Luigi Tosti compirà a breve 100 anni ma ancora ricorda con estrema lucidità quando, appena ventenne, si arruolò nella Folgore. Era la primavera del 1942 quando Luigi entrò a far parte dei paracadutisti, ignaro che da lì a qualche mese si sarebbe svolta la prima battaglia di El Alamein: “Si era formato un nuovo battaglione, eravamo tutti orgogliosi di essere paracadutisti e ci siamo subito fatti avanti per la missione”, ha raccontato ai microfoni de Il Giornale. Oggi il reduce vive a Latina con la moglie 96enne e mantiene vivo il ricordo degli anni che lo videro in prima linea. Al tempo stesso resta stupito di chi oggi lo considera un “criminale” sulla scia delle proteste che hanno interessato la statua di Montanelli a Milano dopo l’omicidio di George Floyd. “Ma quale razzismo, non siamo mica andati in Africa a portare la schiavitù, anzi, facevamo del bene a quella gente, il governo italiano assegnava i poderi e costruiva le strade, tanti si sposavano e rimanevano a vivere lì, se uno ti assegna una proprietà è schiavitù? Per me è libertà”, racconta l’uomo. Il reduce ha poi proseguito: “Noi sapevamo che l’Italia era entrata in guerra, andavamo a difendere la nostra patria, gli interessi italiani e il benessere della nostra gente, con tutto il rispetto per gli inglesi, ma noi non abbiamo mai depredato nessuno come invece hanno fatto loro”. Luigi ha sottolineato come il loro fosse piuttosto “un colonialismo umano”.

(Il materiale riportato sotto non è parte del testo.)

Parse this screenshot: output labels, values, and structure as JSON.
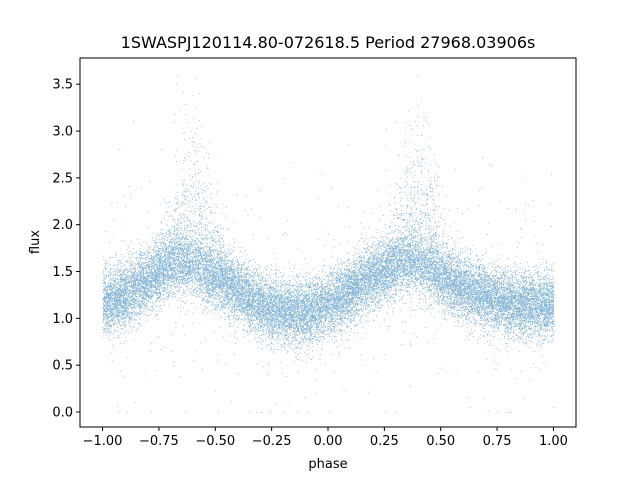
{
  "chart_data": {
    "type": "scatter",
    "title": "1SWASPJ120114.80-072618.5 Period 27968.03906s",
    "xlabel": "phase",
    "ylabel": "flux",
    "xlim": [
      -1.1,
      1.1
    ],
    "ylim": [
      -0.16,
      3.78
    ],
    "grid": false,
    "legend": "none",
    "marker_color": "#1f77b4",
    "x_ticks": [
      -1.0,
      -0.75,
      -0.5,
      -0.25,
      0.0,
      0.25,
      0.5,
      0.75,
      1.0
    ],
    "x_tick_labels": [
      "−1.00",
      "−0.75",
      "−0.50",
      "−0.25",
      "0.00",
      "0.25",
      "0.50",
      "0.75",
      "1.00"
    ],
    "y_ticks": [
      0.0,
      0.5,
      1.0,
      1.5,
      2.0,
      2.5,
      3.0,
      3.5
    ],
    "y_tick_labels": [
      "0.0",
      "0.5",
      "1.0",
      "1.5",
      "2.0",
      "2.5",
      "3.0",
      "3.5"
    ],
    "series": [
      {
        "phase": [
          -1.0,
          -0.95,
          -0.9,
          -0.85,
          -0.8,
          -0.75,
          -0.7,
          -0.65,
          -0.6,
          -0.55,
          -0.5,
          -0.45,
          -0.4,
          -0.35,
          -0.3,
          -0.25,
          -0.2,
          -0.15,
          -0.1,
          -0.05,
          0.0,
          0.05,
          0.1,
          0.15,
          0.2,
          0.25,
          0.3,
          0.35,
          0.4,
          0.45,
          0.5,
          0.55,
          0.6,
          0.65,
          0.7,
          0.75,
          0.8,
          0.85,
          0.9,
          0.95,
          1.0
        ],
        "median_flux": [
          1.15,
          1.2,
          1.25,
          1.33,
          1.42,
          1.5,
          1.57,
          1.6,
          1.58,
          1.52,
          1.45,
          1.38,
          1.3,
          1.22,
          1.15,
          1.1,
          1.08,
          1.07,
          1.07,
          1.1,
          1.15,
          1.22,
          1.3,
          1.38,
          1.45,
          1.52,
          1.57,
          1.6,
          1.58,
          1.52,
          1.45,
          1.38,
          1.32,
          1.28,
          1.24,
          1.2,
          1.17,
          1.15,
          1.14,
          1.14,
          1.15
        ],
        "flare_peak_phase": [
          -0.6,
          0.4
        ],
        "flare_max_flux": 3.6
      }
    ]
  }
}
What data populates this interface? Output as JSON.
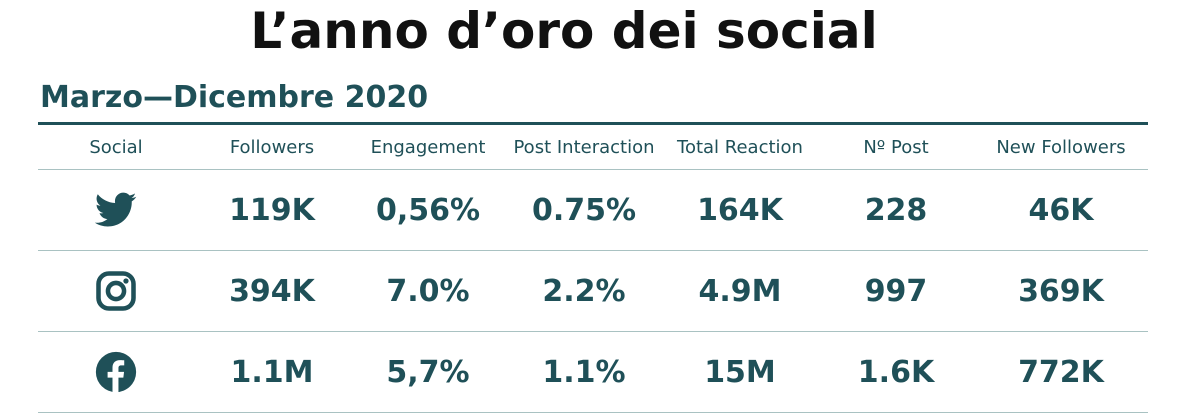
{
  "title": "L’anno d’oro dei social",
  "subtitle": "Marzo—Dicembre 2020",
  "colors": {
    "accent": "#1f5058",
    "title": "#111111",
    "divider": "#a9c2c2"
  },
  "table": {
    "headers": [
      "Social",
      "Followers",
      "Engagement",
      "Post Interaction",
      "Total Reaction",
      "Nº Post",
      "New Followers"
    ],
    "rows": [
      {
        "icon": "twitter-icon",
        "cells": [
          "119K",
          "0,56%",
          "0.75%",
          "164K",
          "228",
          "46K"
        ]
      },
      {
        "icon": "instagram-icon",
        "cells": [
          "394K",
          "7.0%",
          "2.2%",
          "4.9M",
          "997",
          "369K"
        ]
      },
      {
        "icon": "facebook-icon",
        "cells": [
          "1.1M",
          "5,7%",
          "1.1%",
          "15M",
          "1.6K",
          "772K"
        ]
      }
    ]
  }
}
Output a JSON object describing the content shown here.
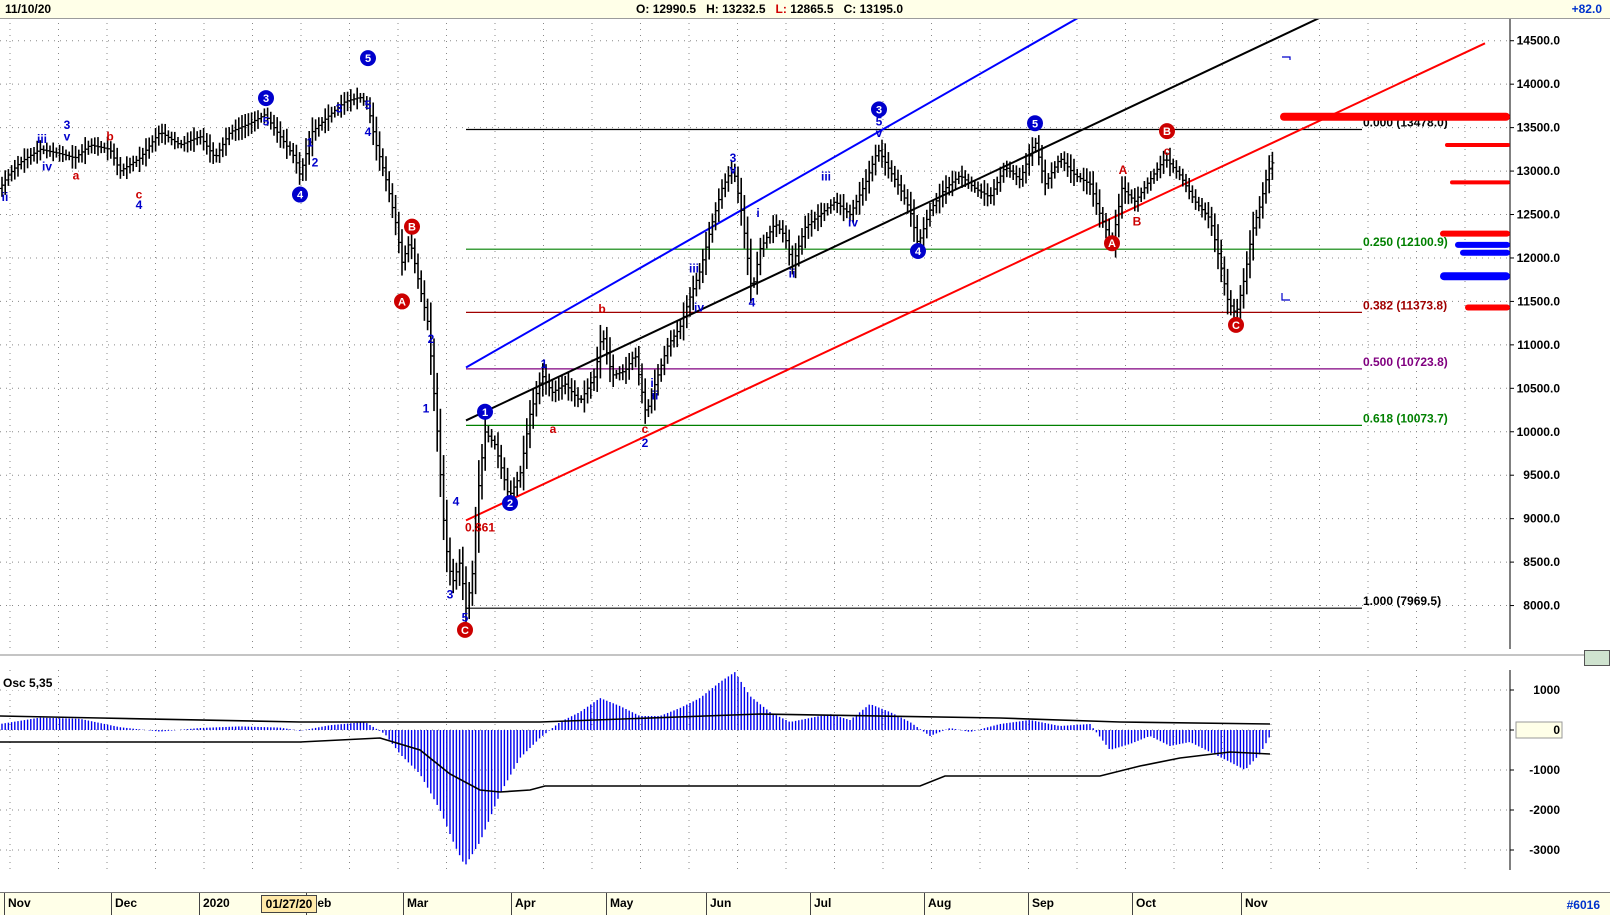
{
  "header": {
    "date": "11/10/20",
    "open_label": "O:",
    "open": "12990.5",
    "high_label": "H:",
    "high": "13232.5",
    "low_label": "L:",
    "low": "12865.5",
    "close_label": "C:",
    "close": "13195.0",
    "change": "+82.0"
  },
  "footer": {
    "months": [
      "Nov",
      "Dec",
      "2020",
      "Feb",
      "Mar",
      "Apr",
      "May",
      "Jun",
      "Jul",
      "Aug",
      "Sep",
      "Oct",
      "Nov"
    ],
    "date_marker": "01/27/20",
    "symbol_id": "#6016"
  },
  "oscillator": {
    "label": "Osc 5,35",
    "ticks": [
      "1000",
      "0",
      "-1000",
      "-2000",
      "-3000"
    ],
    "ylim": [
      -3500,
      1500
    ]
  },
  "chart_data": {
    "type": "ohlc-bar",
    "ylim": [
      7500,
      14750
    ],
    "y_ticks": [
      8000,
      8500,
      9000,
      9500,
      10000,
      10500,
      11000,
      11500,
      12000,
      12500,
      13000,
      13500,
      14000,
      14500
    ],
    "fib_levels": [
      {
        "label": "0.000 (13478.0)",
        "value": 13478.0,
        "color": "#000000"
      },
      {
        "label": "0.250 (12100.9)",
        "value": 12100.9,
        "color": "#008000"
      },
      {
        "label": "0.382 (11373.8)",
        "value": 11373.8,
        "color": "#a00000"
      },
      {
        "label": "0.500 (10723.8)",
        "value": 10723.8,
        "color": "#800080"
      },
      {
        "label": "0.618 (10073.7)",
        "value": 10073.7,
        "color": "#008000"
      },
      {
        "label": "1.000 (7969.5)",
        "value": 7969.5,
        "color": "#000000"
      }
    ],
    "price_path": [
      [
        0,
        12800
      ],
      [
        8,
        12950
      ],
      [
        20,
        13100
      ],
      [
        40,
        13250
      ],
      [
        60,
        13200
      ],
      [
        75,
        13150
      ],
      [
        90,
        13300
      ],
      [
        110,
        13250
      ],
      [
        120,
        13000
      ],
      [
        140,
        13150
      ],
      [
        160,
        13450
      ],
      [
        180,
        13300
      ],
      [
        200,
        13400
      ],
      [
        215,
        13150
      ],
      [
        230,
        13450
      ],
      [
        250,
        13550
      ],
      [
        265,
        13650
      ],
      [
        280,
        13400
      ],
      [
        295,
        13150
      ],
      [
        300,
        12950
      ],
      [
        312,
        13450
      ],
      [
        330,
        13650
      ],
      [
        345,
        13800
      ],
      [
        360,
        13850
      ],
      [
        368,
        13750
      ],
      [
        375,
        13350
      ],
      [
        385,
        12950
      ],
      [
        395,
        12450
      ],
      [
        402,
        11950
      ],
      [
        410,
        12200
      ],
      [
        420,
        11650
      ],
      [
        428,
        11250
      ],
      [
        438,
        9900
      ],
      [
        445,
        8750
      ],
      [
        452,
        8250
      ],
      [
        460,
        8500
      ],
      [
        466,
        7970
      ],
      [
        472,
        8300
      ],
      [
        478,
        9300
      ],
      [
        485,
        10000
      ],
      [
        495,
        9850
      ],
      [
        509,
        9250
      ],
      [
        520,
        9500
      ],
      [
        530,
        10200
      ],
      [
        542,
        10650
      ],
      [
        552,
        10450
      ],
      [
        565,
        10550
      ],
      [
        580,
        10350
      ],
      [
        595,
        10650
      ],
      [
        602,
        11150
      ],
      [
        612,
        10650
      ],
      [
        625,
        10700
      ],
      [
        635,
        10900
      ],
      [
        646,
        10200
      ],
      [
        655,
        10550
      ],
      [
        668,
        11000
      ],
      [
        680,
        11200
      ],
      [
        690,
        11550
      ],
      [
        700,
        11850
      ],
      [
        712,
        12400
      ],
      [
        722,
        12800
      ],
      [
        733,
        13050
      ],
      [
        742,
        12500
      ],
      [
        752,
        11600
      ],
      [
        760,
        12100
      ],
      [
        775,
        12400
      ],
      [
        785,
        12250
      ],
      [
        792,
        11900
      ],
      [
        805,
        12350
      ],
      [
        820,
        12500
      ],
      [
        835,
        12650
      ],
      [
        850,
        12500
      ],
      [
        865,
        12850
      ],
      [
        878,
        13250
      ],
      [
        890,
        13000
      ],
      [
        900,
        12800
      ],
      [
        910,
        12550
      ],
      [
        918,
        12150
      ],
      [
        930,
        12550
      ],
      [
        945,
        12800
      ],
      [
        960,
        12950
      ],
      [
        975,
        12800
      ],
      [
        990,
        12700
      ],
      [
        1005,
        13050
      ],
      [
        1020,
        12900
      ],
      [
        1035,
        13350
      ],
      [
        1045,
        12850
      ],
      [
        1060,
        13150
      ],
      [
        1075,
        12950
      ],
      [
        1090,
        12850
      ],
      [
        1100,
        12500
      ],
      [
        1112,
        12150
      ],
      [
        1122,
        12800
      ],
      [
        1135,
        12650
      ],
      [
        1150,
        12900
      ],
      [
        1165,
        13150
      ],
      [
        1180,
        12950
      ],
      [
        1195,
        12650
      ],
      [
        1210,
        12450
      ],
      [
        1220,
        11950
      ],
      [
        1228,
        11500
      ],
      [
        1236,
        11350
      ],
      [
        1245,
        11800
      ],
      [
        1252,
        12300
      ],
      [
        1260,
        12600
      ],
      [
        1268,
        13000
      ],
      [
        1275,
        13150
      ]
    ],
    "trend_lines": [
      {
        "color": "#0000ff",
        "p1": [
          466,
          10740
        ],
        "p2": [
          1140,
          15170
        ]
      },
      {
        "color": "#000000",
        "p1": [
          466,
          10130
        ],
        "p2": [
          1400,
          15200
        ]
      },
      {
        "color": "#ff0000",
        "p1": [
          466,
          8980
        ],
        "p2": [
          1485,
          14470
        ]
      }
    ],
    "projection_bars": [
      {
        "color": "#ff0000",
        "y": 13625,
        "x1": 1280,
        "x2": 1510,
        "h": 8
      },
      {
        "color": "#ff0000",
        "y": 13300,
        "x1": 1445,
        "x2": 1510,
        "h": 4
      },
      {
        "color": "#ff0000",
        "y": 12870,
        "x1": 1450,
        "x2": 1510,
        "h": 4
      },
      {
        "color": "#ff0000",
        "y": 12280,
        "x1": 1440,
        "x2": 1510,
        "h": 6
      },
      {
        "color": "#0000ff",
        "y": 12150,
        "x1": 1455,
        "x2": 1510,
        "h": 6
      },
      {
        "color": "#0000ff",
        "y": 12060,
        "x1": 1460,
        "x2": 1510,
        "h": 6
      },
      {
        "color": "#0000ff",
        "y": 11790,
        "x1": 1440,
        "x2": 1510,
        "h": 8
      },
      {
        "color": "#ff0000",
        "y": 11430,
        "x1": 1465,
        "x2": 1510,
        "h": 6
      }
    ],
    "wave_labels": [
      {
        "t": "ii",
        "x": 5,
        "y": 12700,
        "c": "#0000cc"
      },
      {
        "t": "iii",
        "x": 42,
        "y": 13370,
        "c": "#0000cc"
      },
      {
        "t": "3",
        "x": 67,
        "y": 13530,
        "c": "#0000cc"
      },
      {
        "t": "v",
        "x": 67,
        "y": 13400,
        "c": "#0000cc"
      },
      {
        "t": "iv",
        "x": 47,
        "y": 13050,
        "c": "#0000cc"
      },
      {
        "t": "a",
        "x": 76,
        "y": 12950,
        "c": "#cc0000"
      },
      {
        "t": "b",
        "x": 110,
        "y": 13400,
        "c": "#cc0000"
      },
      {
        "t": "c",
        "x": 139,
        "y": 12730,
        "c": "#cc0000"
      },
      {
        "t": "4",
        "x": 139,
        "y": 12610,
        "c": "#0000cc"
      },
      {
        "t": "5",
        "x": 266,
        "y": 13570,
        "c": "#0000cc"
      },
      {
        "t": "1",
        "x": 310,
        "y": 13330,
        "c": "#0000cc"
      },
      {
        "t": "2",
        "x": 315,
        "y": 13100,
        "c": "#0000cc"
      },
      {
        "t": "3",
        "x": 339,
        "y": 13720,
        "c": "#0000cc"
      },
      {
        "t": "5",
        "x": 368,
        "y": 13760,
        "c": "#0000cc"
      },
      {
        "t": "4",
        "x": 368,
        "y": 13450,
        "c": "#0000cc"
      },
      {
        "t": "2",
        "x": 431,
        "y": 11070,
        "c": "#0000cc"
      },
      {
        "t": "1",
        "x": 426,
        "y": 10270,
        "c": "#0000cc"
      },
      {
        "t": "4",
        "x": 456,
        "y": 9200,
        "c": "#0000cc"
      },
      {
        "t": "3",
        "x": 450,
        "y": 8130,
        "c": "#0000cc"
      },
      {
        "t": "5",
        "x": 465,
        "y": 7860,
        "c": "#0000cc"
      },
      {
        "t": "0.861",
        "x": 480,
        "y": 8900,
        "c": "#cc0000"
      },
      {
        "t": "1",
        "x": 544,
        "y": 10780,
        "c": "#0000cc"
      },
      {
        "t": "a",
        "x": 553,
        "y": 10030,
        "c": "#cc0000"
      },
      {
        "t": "b",
        "x": 602,
        "y": 11410,
        "c": "#cc0000"
      },
      {
        "t": "c",
        "x": 645,
        "y": 10030,
        "c": "#cc0000"
      },
      {
        "t": "2",
        "x": 645,
        "y": 9870,
        "c": "#0000cc"
      },
      {
        "t": "i",
        "x": 652,
        "y": 10560,
        "c": "#0000cc"
      },
      {
        "t": "ii",
        "x": 655,
        "y": 10420,
        "c": "#0000cc"
      },
      {
        "t": "iii",
        "x": 694,
        "y": 11880,
        "c": "#0000cc"
      },
      {
        "t": "iv",
        "x": 699,
        "y": 11430,
        "c": "#0000cc"
      },
      {
        "t": "3",
        "x": 733,
        "y": 13150,
        "c": "#0000cc"
      },
      {
        "t": "v",
        "x": 733,
        "y": 13020,
        "c": "#0000cc"
      },
      {
        "t": "i",
        "x": 758,
        "y": 12520,
        "c": "#0000cc"
      },
      {
        "t": "4",
        "x": 752,
        "y": 11490,
        "c": "#0000cc"
      },
      {
        "t": "ii",
        "x": 792,
        "y": 11820,
        "c": "#0000cc"
      },
      {
        "t": "iii",
        "x": 826,
        "y": 12940,
        "c": "#0000cc"
      },
      {
        "t": "iv",
        "x": 853,
        "y": 12410,
        "c": "#0000cc"
      },
      {
        "t": "5",
        "x": 879,
        "y": 13570,
        "c": "#0000cc"
      },
      {
        "t": "v",
        "x": 879,
        "y": 13440,
        "c": "#0000cc"
      },
      {
        "t": "A",
        "x": 1123,
        "y": 13010,
        "c": "#cc0000"
      },
      {
        "t": "B",
        "x": 1137,
        "y": 12420,
        "c": "#cc0000"
      },
      {
        "t": "c",
        "x": 1167,
        "y": 13230,
        "c": "#cc0000"
      }
    ],
    "circle_labels": [
      {
        "t": "3",
        "x": 266,
        "y": 13840,
        "c": "#0000cc"
      },
      {
        "t": "4",
        "x": 300,
        "y": 12730,
        "c": "#0000cc"
      },
      {
        "t": "5",
        "x": 368,
        "y": 14300,
        "c": "#0000cc"
      },
      {
        "t": "B",
        "x": 412,
        "y": 12360,
        "c": "#cc0000"
      },
      {
        "t": "A",
        "x": 402,
        "y": 11500,
        "c": "#cc0000"
      },
      {
        "t": "C",
        "x": 465,
        "y": 7720,
        "c": "#cc0000"
      },
      {
        "t": "1",
        "x": 485,
        "y": 10230,
        "c": "#0000cc"
      },
      {
        "t": "2",
        "x": 510,
        "y": 9180,
        "c": "#0000cc"
      },
      {
        "t": "3",
        "x": 879,
        "y": 13710,
        "c": "#0000cc"
      },
      {
        "t": "4",
        "x": 918,
        "y": 12080,
        "c": "#0000cc"
      },
      {
        "t": "5",
        "x": 1035,
        "y": 13550,
        "c": "#0000cc"
      },
      {
        "t": "B",
        "x": 1167,
        "y": 13460,
        "c": "#cc0000"
      },
      {
        "t": "A",
        "x": 1112,
        "y": 12170,
        "c": "#cc0000"
      },
      {
        "t": "C",
        "x": 1236,
        "y": 11230,
        "c": "#cc0000"
      }
    ],
    "osc_hist": [
      [
        0,
        150
      ],
      [
        40,
        310
      ],
      [
        80,
        280
      ],
      [
        120,
        70
      ],
      [
        160,
        -40
      ],
      [
        200,
        50
      ],
      [
        240,
        90
      ],
      [
        280,
        60
      ],
      [
        300,
        -20
      ],
      [
        330,
        120
      ],
      [
        365,
        200
      ],
      [
        385,
        -100
      ],
      [
        400,
        -600
      ],
      [
        420,
        -1100
      ],
      [
        440,
        -2000
      ],
      [
        455,
        -2900
      ],
      [
        465,
        -3400
      ],
      [
        480,
        -2800
      ],
      [
        500,
        -1600
      ],
      [
        520,
        -700
      ],
      [
        540,
        -200
      ],
      [
        560,
        200
      ],
      [
        580,
        450
      ],
      [
        600,
        800
      ],
      [
        620,
        600
      ],
      [
        640,
        350
      ],
      [
        660,
        350
      ],
      [
        680,
        550
      ],
      [
        700,
        800
      ],
      [
        720,
        1200
      ],
      [
        735,
        1450
      ],
      [
        750,
        850
      ],
      [
        770,
        450
      ],
      [
        790,
        200
      ],
      [
        810,
        300
      ],
      [
        830,
        400
      ],
      [
        850,
        250
      ],
      [
        870,
        650
      ],
      [
        890,
        450
      ],
      [
        910,
        200
      ],
      [
        930,
        -150
      ],
      [
        950,
        50
      ],
      [
        970,
        -50
      ],
      [
        1000,
        150
      ],
      [
        1030,
        250
      ],
      [
        1060,
        100
      ],
      [
        1090,
        150
      ],
      [
        1110,
        -500
      ],
      [
        1130,
        -350
      ],
      [
        1150,
        -150
      ],
      [
        1170,
        -400
      ],
      [
        1190,
        -300
      ],
      [
        1210,
        -550
      ],
      [
        1230,
        -800
      ],
      [
        1245,
        -1000
      ],
      [
        1260,
        -600
      ],
      [
        1270,
        -150
      ]
    ],
    "osc_signal": [
      [
        0,
        -300
      ],
      [
        300,
        -300
      ],
      [
        380,
        -200
      ],
      [
        420,
        -500
      ],
      [
        450,
        -1100
      ],
      [
        480,
        -1500
      ],
      [
        500,
        -1550
      ],
      [
        530,
        -1500
      ],
      [
        545,
        -1400
      ],
      [
        920,
        -1400
      ],
      [
        945,
        -1150
      ],
      [
        1100,
        -1150
      ],
      [
        1140,
        -900
      ],
      [
        1180,
        -700
      ],
      [
        1230,
        -550
      ],
      [
        1270,
        -600
      ]
    ],
    "osc_trend": [
      [
        0,
        350
      ],
      [
        100,
        300
      ],
      [
        300,
        200
      ],
      [
        540,
        200
      ],
      [
        760,
        400
      ],
      [
        1000,
        300
      ],
      [
        1120,
        200
      ],
      [
        1270,
        150
      ]
    ]
  }
}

LUIGI TOSTI, REDUCE EL ALAMEIN: IL RACCONTO DELLA GUERRA
Luigi Tosti ha poi ripercorso il periodo vissuto al fronte, quando di giorno si viveva nascosti mentre di notte uscivano allo scoperto “per sminare il terreno e preparare l’avanzata”. Dopo alcune settimane la divisione italiana fu scoperta dalle truppe neozelandesi che aprirono il fuoco e l’uomo rimase ferito ad una gamba, sopravvivendo pur costretto a fare ritorno in Italia. “La guerra è brutta, ma la rifarei se si trattasse, come allora, di difendere il mio Paese”, commenta ancora. Successivamente l’Italia firmò l’armistizio e lui decise di schierarsi al fianco degli angloamericani: “Non ero un fascista, ma rivendico tutto quello che ho fatto, in Africa abbiamo difeso la nostra gente, combattendo spalla a spalla con i neri”, rivendica oggi, “Combattere non è facile, ma io per la mia Italia metterei ancora a disposizione la vita”. Tornando a chi lo definisce un “criminale”, il reduce rigira la stessa descrizione a chi imbratta le statue al fine di cancellare la storia. Ed a chi, ancora, accusa l’Italia di aver depredato l’Africa, lui replica: “Perché non parlano delle foibe o dei crimini commessi dai marocchini in Ciociaria”. Luigi la guerra la sogna ancora di notte e rivela: “È stata una guerra sbagliata, in Sardegna un comandante un giorno mi confessò che Mussolini non voleva un conflitto e che l’ha fatto solo per salvare l’Italia dalla prospettiva di un’occupazione nazista”.